The competition produced many beautiful photographs from the community and it was decided to bring some of the top entries to the public through this exhibition.

The photos reveal a love for the landscape and community of Ginninderry. Through residents’ eyes, we see what is valued in the places they live, work and play; most notably, an appreciation for the natural landscape around Ginninderry and the stunning sunsets over the Brindabella Mountain Ranges.

Many of the artworks are for sale. However, with the support of Ginninderry, the photographers have asked that any proceeds from sales go directly to charity.

Precious Pests

‘Precious Pests’ was an exhibition featuring a group of artists brought together by Ceilidh Dalton.

Pest species in Australia have a huge impact on biodiversity and environmental degradation but they can also be highly valued as pets, in gardens or for food.

Precious Pests celebrates the value of certain pest species while acknowledging the damage they can cause. Artists have chosen pest species that they personally consider precious and examine the role they play in the ecosystem both good and bad, including the interaction between the precious pests and the species they threatened.

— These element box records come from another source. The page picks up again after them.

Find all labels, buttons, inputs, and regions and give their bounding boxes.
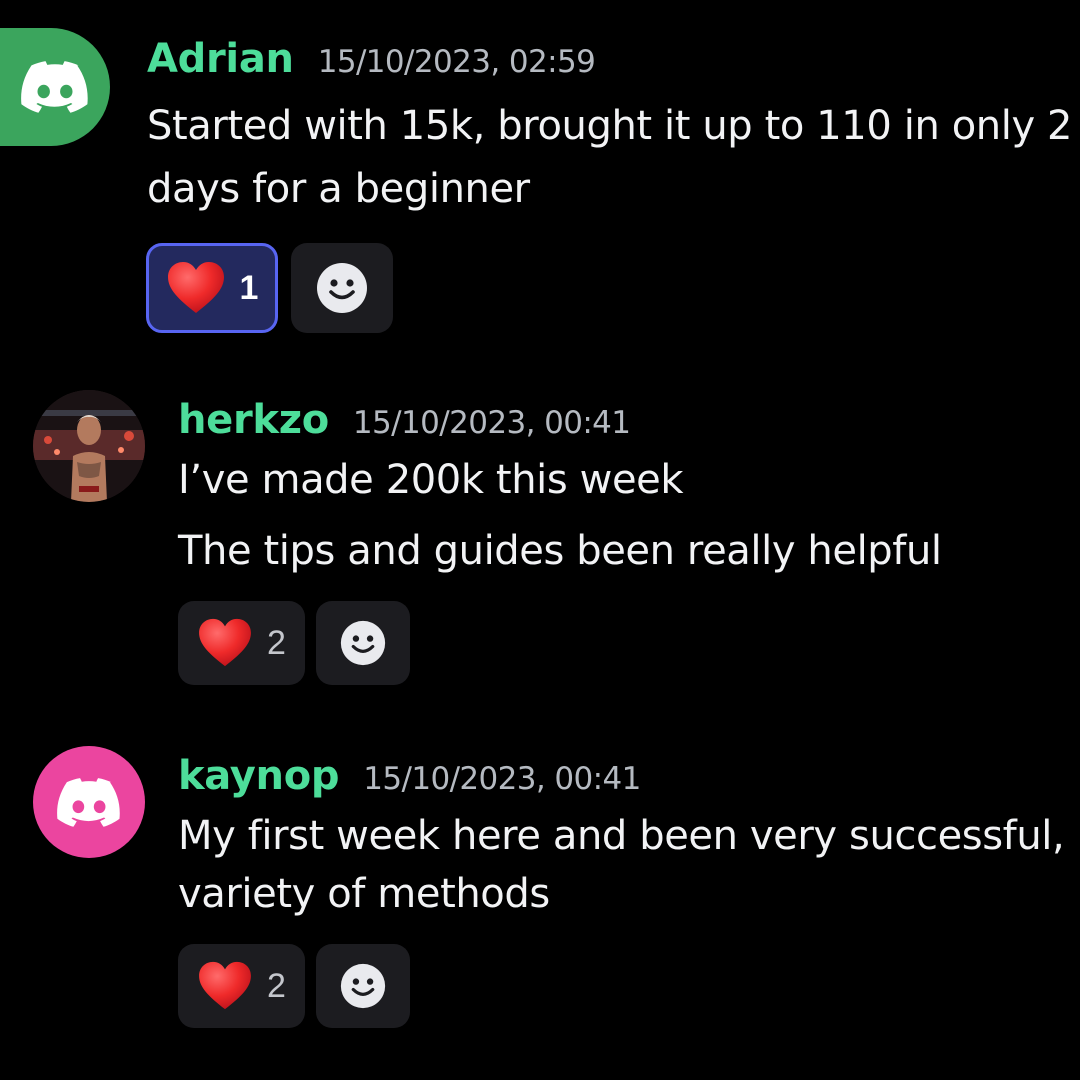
reaction-heart[interactable]: 2 bbox=[178, 601, 305, 685]
username[interactable]: kaynop bbox=[178, 753, 340, 799]
reaction-count: 2 bbox=[267, 623, 286, 662]
discord-logo-icon bbox=[57, 777, 120, 827]
message-text-line: My first week here and been very success… bbox=[178, 813, 1065, 859]
smiley-add-reaction-icon bbox=[340, 963, 386, 1009]
username[interactable]: Adrian bbox=[147, 36, 294, 82]
reaction-count: 1 bbox=[239, 268, 259, 307]
timestamp: 15/10/2023, 00:41 bbox=[352, 405, 631, 441]
message-header: herkzo 15/10/2023, 00:41 bbox=[178, 397, 631, 443]
add-reaction-button[interactable] bbox=[316, 601, 410, 685]
add-reaction-button[interactable] bbox=[291, 243, 393, 333]
message-text-line: I’ve made 200k this week bbox=[178, 457, 684, 503]
profile-photo-icon bbox=[33, 390, 145, 502]
message-text-line: variety of methods bbox=[178, 871, 550, 917]
heart-emoji bbox=[199, 961, 251, 1010]
timestamp: 15/10/2023, 02:59 bbox=[317, 44, 596, 80]
timestamp: 15/10/2023, 00:41 bbox=[363, 761, 641, 797]
message-text-line: Started with 15k, brought it up to 110 i… bbox=[147, 103, 1073, 149]
avatar-adrian[interactable] bbox=[0, 28, 110, 146]
smiley-add-reaction-icon bbox=[317, 263, 367, 313]
avatar-herkzo[interactable] bbox=[33, 390, 145, 502]
username[interactable]: herkzo bbox=[178, 397, 329, 443]
discord-logo-icon bbox=[21, 61, 88, 113]
message-text-line: The tips and guides been really helpful bbox=[178, 528, 942, 574]
reaction-count: 2 bbox=[267, 966, 286, 1005]
message-header: Adrian 15/10/2023, 02:59 bbox=[147, 36, 596, 82]
heart-emoji bbox=[199, 618, 251, 667]
add-reaction-button[interactable] bbox=[316, 944, 410, 1028]
smiley-add-reaction-icon bbox=[340, 620, 386, 666]
reaction-heart[interactable]: 2 bbox=[178, 944, 305, 1028]
avatar-kaynop[interactable] bbox=[33, 746, 145, 858]
heart-emoji bbox=[167, 262, 224, 313]
reaction-heart[interactable]: 1 bbox=[146, 243, 278, 333]
message-header: kaynop 15/10/2023, 00:41 bbox=[178, 753, 641, 799]
message-text-line: days for a beginner bbox=[147, 166, 530, 212]
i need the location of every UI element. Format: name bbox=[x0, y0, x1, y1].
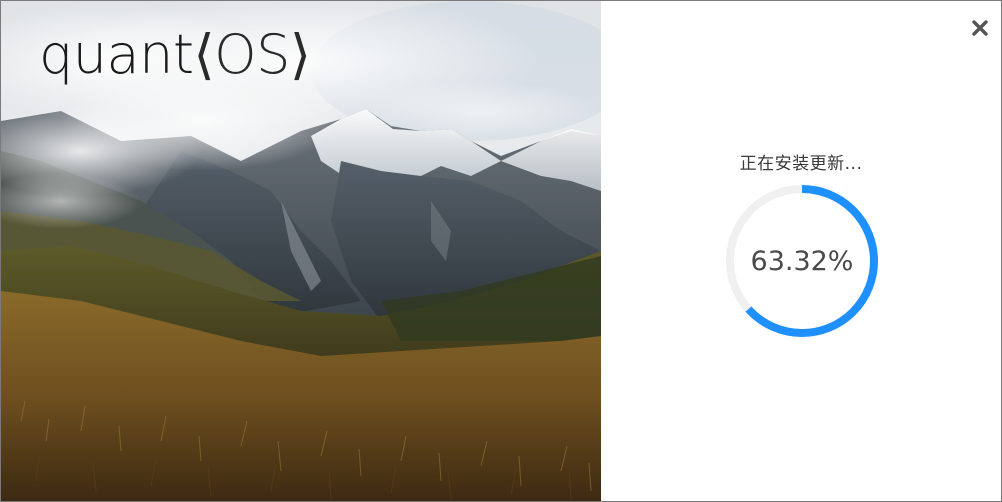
logo-text-brand: ⟨OS⟩ bbox=[193, 23, 311, 86]
close-button[interactable] bbox=[969, 17, 991, 39]
close-icon bbox=[972, 20, 988, 36]
install-status-text: 正在安装更新... bbox=[739, 154, 863, 174]
installer-window: quant⟨OS⟩ 正在安装更新... 63.32% bbox=[0, 0, 1002, 502]
logo-text-main: quant bbox=[39, 23, 194, 86]
installer-panel: 正在安装更新... 63.32% bbox=[601, 1, 1001, 501]
progress-percent-label: 63.32% bbox=[750, 245, 854, 277]
quantos-logo: quant⟨OS⟩ bbox=[39, 23, 311, 87]
hero-image: quant⟨OS⟩ bbox=[1, 1, 601, 501]
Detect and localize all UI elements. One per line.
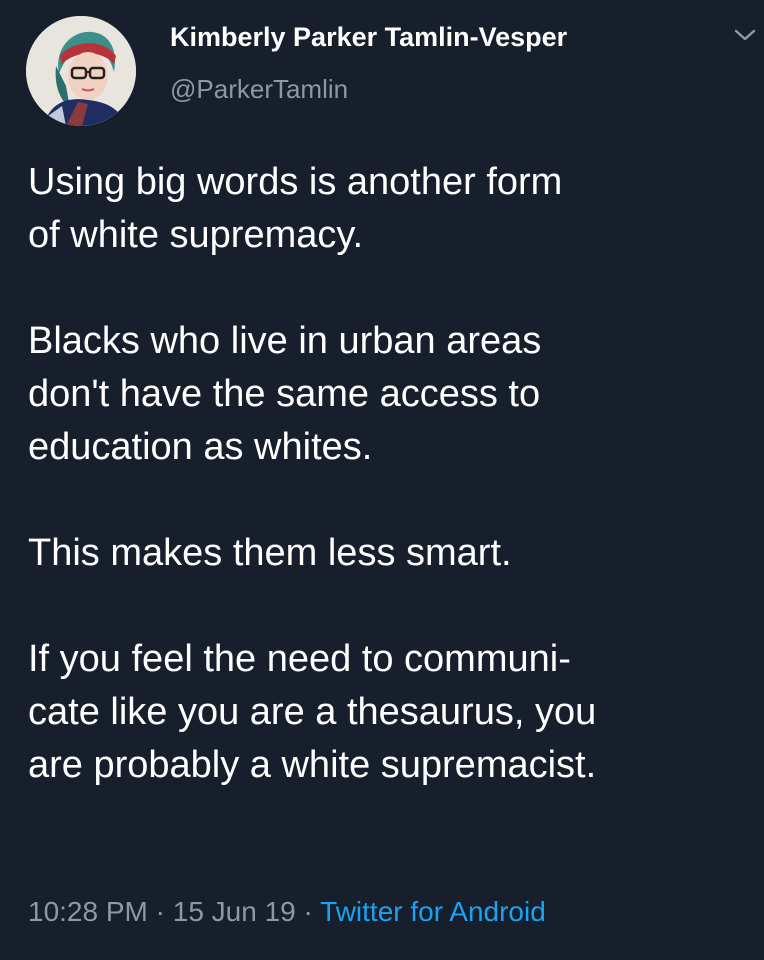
profile-photo-icon [26,16,136,126]
meta-separator: · [147,896,173,927]
tweet-date[interactable]: 15 Jun 19 [173,896,296,927]
tweet-time[interactable]: 10:28 PM [28,896,148,927]
tweet-paragraph: Using big words is another form of white… [28,161,563,256]
tweet-source-link[interactable]: Twitter for Android [320,896,546,927]
tweet-header: Kimberly Parker Tamlin-Vesper @ParkerTam… [170,18,567,106]
tweet-text: Using big words is another form of white… [28,156,748,845]
tweet-meta: 10:28 PM · 15 Jun 19 · Twitter for Andro… [28,893,546,931]
tweet-paragraph: Blacks who live in urban areas don't hav… [28,320,542,468]
chevron-down-icon[interactable] [733,26,757,44]
meta-separator: · [295,896,321,927]
tweet-paragraph: This makes them less smart. [28,532,512,574]
avatar[interactable] [26,16,136,126]
user-handle[interactable]: @ParkerTamlin [170,72,567,106]
display-name[interactable]: Kimberly Parker Tamlin-Vesper [170,18,567,56]
tweet: Kimberly Parker Tamlin-Vesper @ParkerTam… [0,0,764,960]
tweet-paragraph: If you feel the need to communi- cate li… [28,638,597,786]
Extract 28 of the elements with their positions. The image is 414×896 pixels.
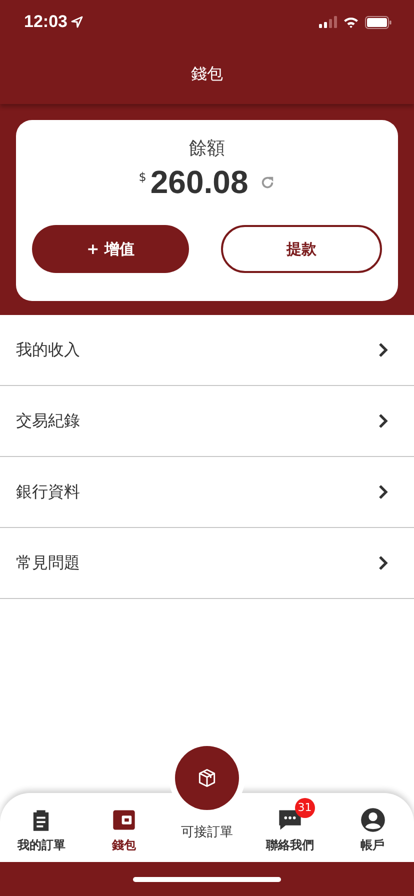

It aims to educate the public and in particular pest owners on the effect they have on biodiversity and threatened species and ways to minimise the impact.

Canberra Low Carbon Housing Challenge

Experience the best from the Canberra Low Carbon Housing Challenge (CLCHC).

The CLCHC’s mission is to help reduce housing carbon emissions by researching and sharing low carbon design features found in architect-designed houses. From net-zero ‘ex-govies’ to affordable low carbon townhouses (like Ginninderry’s Flexi-living Series) and everything in-between!

There are plenty of practical, attainable and beautiful ideas for your home and several net-zero myths busted along the way!